7. The multiplier of claim 1, wherein the compression circuit comprises: a Wallace tree group sub-circuit and an accumulation sub-circuit; the output end of the Wallace tree group sub-circuit is connected with the input end of the accumulation sub-circuit; the Wallace tree group sub-circuit is used for accumulating the partial products of the target codes to obtain an accumulation operation result, and the accumulation sub-circuit is used for accumulating the accumulation operation result to obtain a target operation result.

8. The multiplier of claim 7, wherein the Wallace tree group subcircuit comprises: the system comprises a low-level Wallace tree unit, a selector and a high-level Wallace tree unit, wherein the output end of the low-level Wallace tree unit is connected with the input end of the selector, and the output end of the selector is connected with the input end of the high-level Wallace tree unit; the low-order Wallace tree unit is used for performing accumulation operation on each column value in the partial product of the target code, the selector is used for gating a carry input signal received by the high-order Wallace tree unit, and the high-order Wallace tree unit is used for performing accumulation operation on each column value in the partial product of the target code.

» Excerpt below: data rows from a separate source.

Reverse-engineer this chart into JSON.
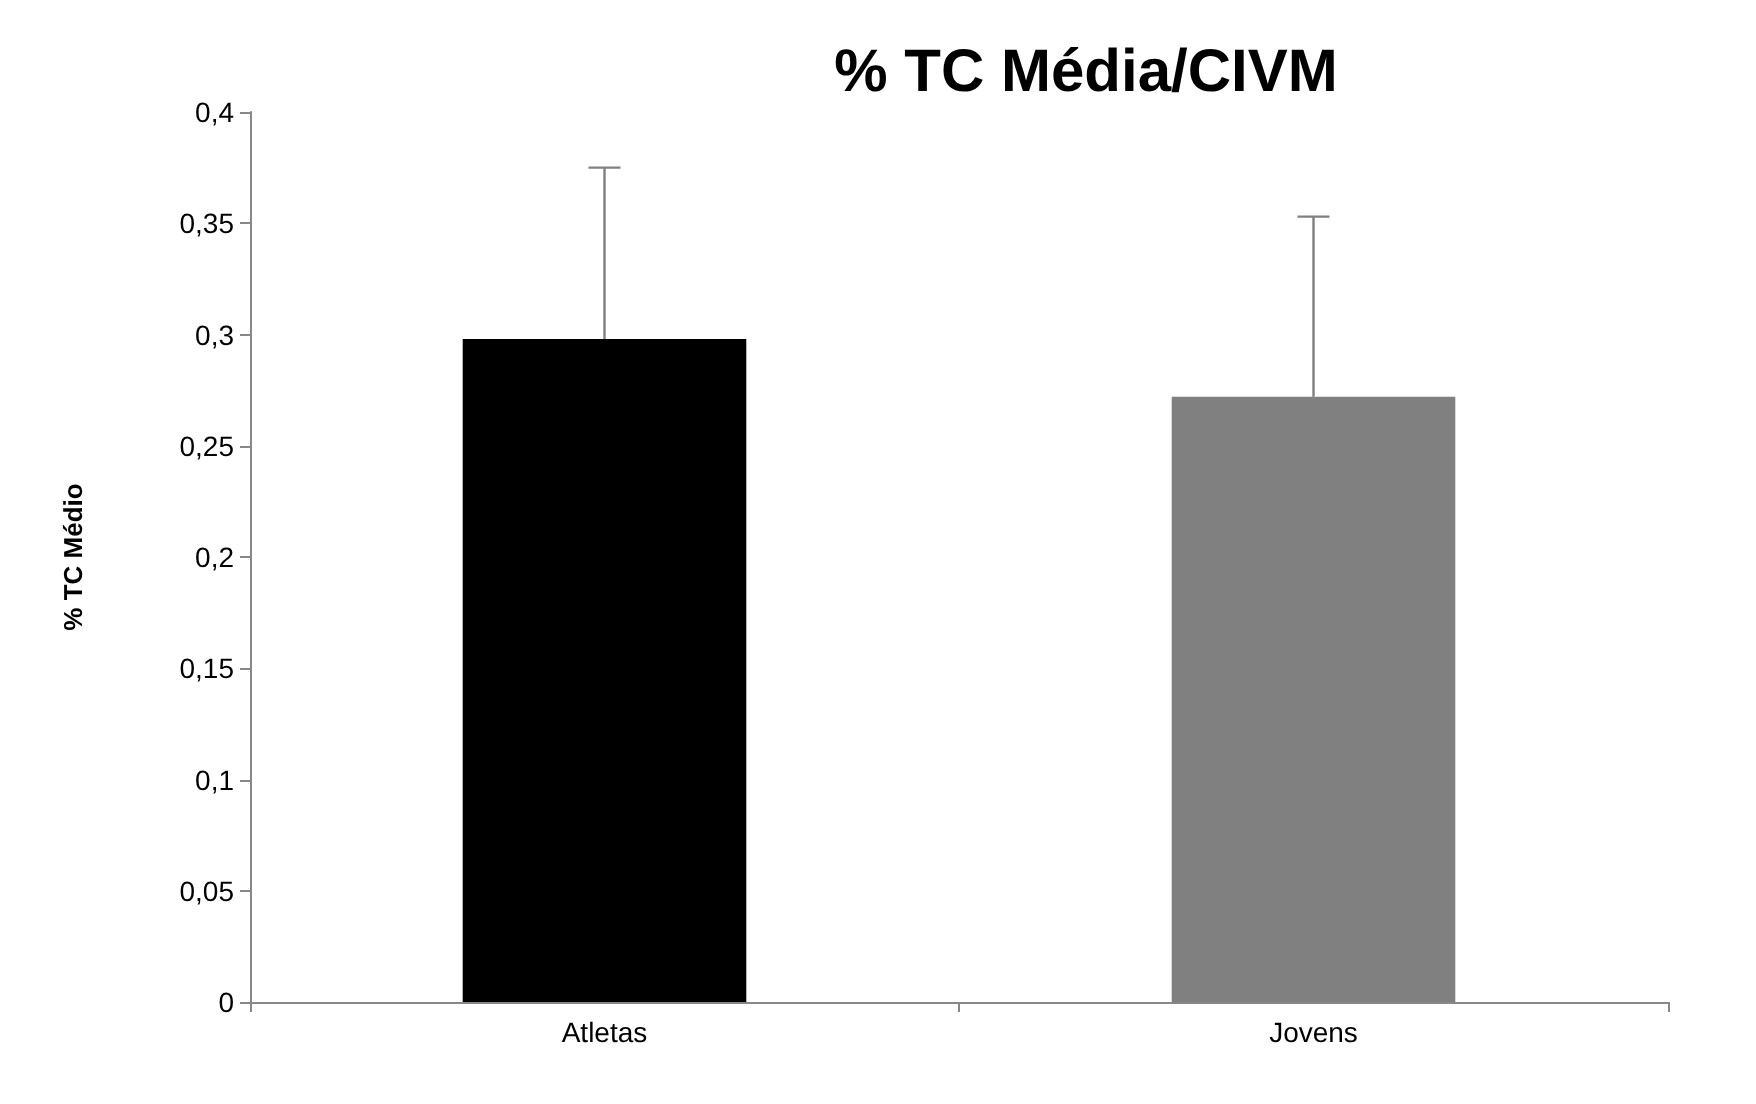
{
  "chart_data": {
    "type": "bar",
    "title": "% TC Média/CIVM",
    "ylabel": "% TC Médio",
    "categories": [
      "Atletas",
      "Jovens"
    ],
    "values": [
      0.298,
      0.272
    ],
    "colors": [
      "#000000",
      "#808080"
    ],
    "errors": [
      [
        0.298,
        0.375
      ],
      [
        0.272,
        0.353
      ]
    ],
    "ylim": [
      0,
      0.4
    ],
    "yticks": [
      0,
      {
        "value": 0.05,
        "label": "0,05"
      },
      {
        "value": 0.1,
        "label": "0,1"
      },
      {
        "value": 0.15,
        "label": "0,15"
      },
      {
        "value": 0.2,
        "label": "0,2"
      },
      {
        "value": 0.25,
        "label": "0,25"
      },
      {
        "value": 0.3,
        "label": "0,3"
      },
      {
        "value": 0.35,
        "label": "0,35"
      },
      {
        "value": 0.4,
        "label": "0,4"
      }
    ],
    "grid": false
  }
}
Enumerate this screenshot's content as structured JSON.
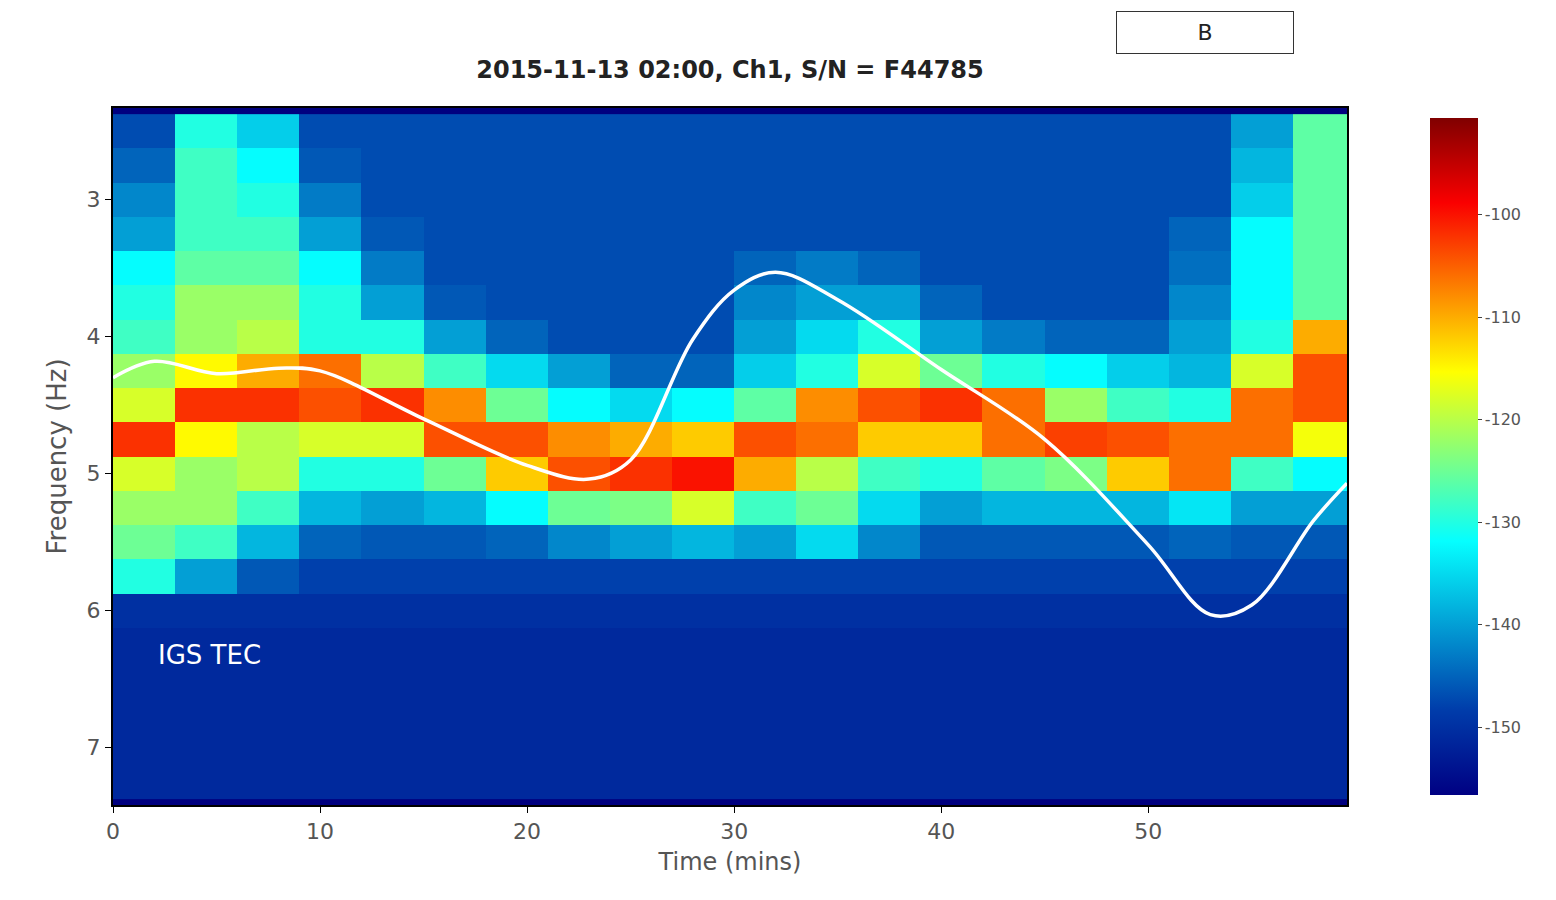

9. The multiplier of claim 7 or 8, wherein the accumulation sub-circuit comprises: an adder for adding the result of the addition operation.

10. The multiplier of claim 9, wherein the adder comprises: a carry signal input port, a sum signal input port and an operation result output port; the carry signal input port is used for receiving a carry signal, the sum signal input port is used for receiving a sum signal, and the operation result output port is used for outputting a target operation result obtained by accumulating the carry signal and the sum signal.